Breaking barriers and saving lives during Hibbing’s most trying times

During my book research I stumbled across the story of Hattie Mosley. I wasn’t the first to note this fascinating woman’s life. She was elected to the Hibbing Historical Society’s Hall of Service and Achievement a decade ago. But few in her Iron Range hometown know anything about her.

Hattie Mosley in plain work clothes laughs at a friend in this rare candid snapshot. (PHOTO: Hibbing Historical Society)

In 1918, Hibbing battled a flu epidemic, World War I, and the physical move of the village to access iron ore for the war effort. During this time a Black woman named Hattie Mosley nursed the town back to health. In fact, she was stationed on the front lines with the sickest patients.

Indeed, Mosley spent most of her life nursing patients in Hibbing. She served in an official capacity at the Rood Hospital and unofficially as a private duty nurse and volunteer caregiver for the poor.

The census records the racial composition of today’s Iron Range as overwhelmingly white with a smattering of Ojibwa people. Some Blacks and Hispanics live here, but must contend with the assumption that they come from somewhere else.
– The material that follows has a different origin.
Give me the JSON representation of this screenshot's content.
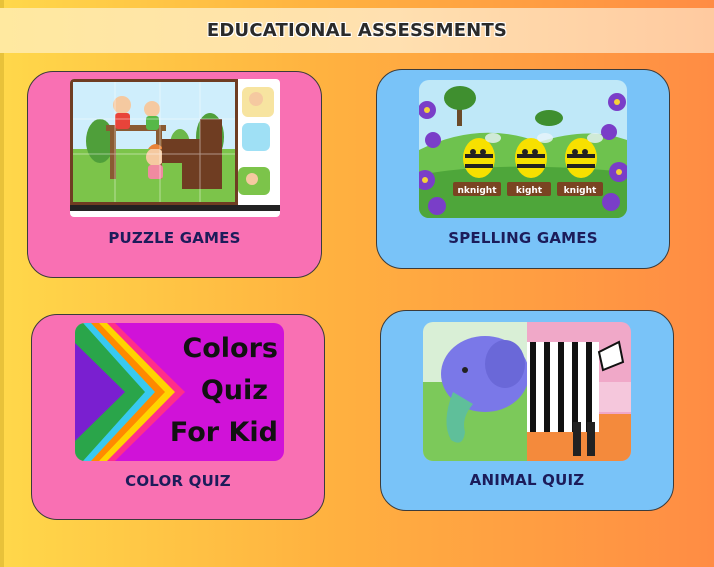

Hattie’s story turns that on its head. She arrived in 1905, before most Eastern European immigrants had even set foot on the Range. She quickly became an indispensable part of the community. This, even though she faced the same prejudices experienced by African-Americans elsewhere in America. She proclaimed to love Hibbing and worked here until her death in 1937.

Anyway, last month I met Cathy Wurzer in the Maple Hill cemetery to talk about Hattie at her gravesite. Her story appeared on Almanac last Friday and will be shared as part of a documentary on Twin Cities Public Television in coming weeks.

She’ll make an appearance in my upcoming book as well.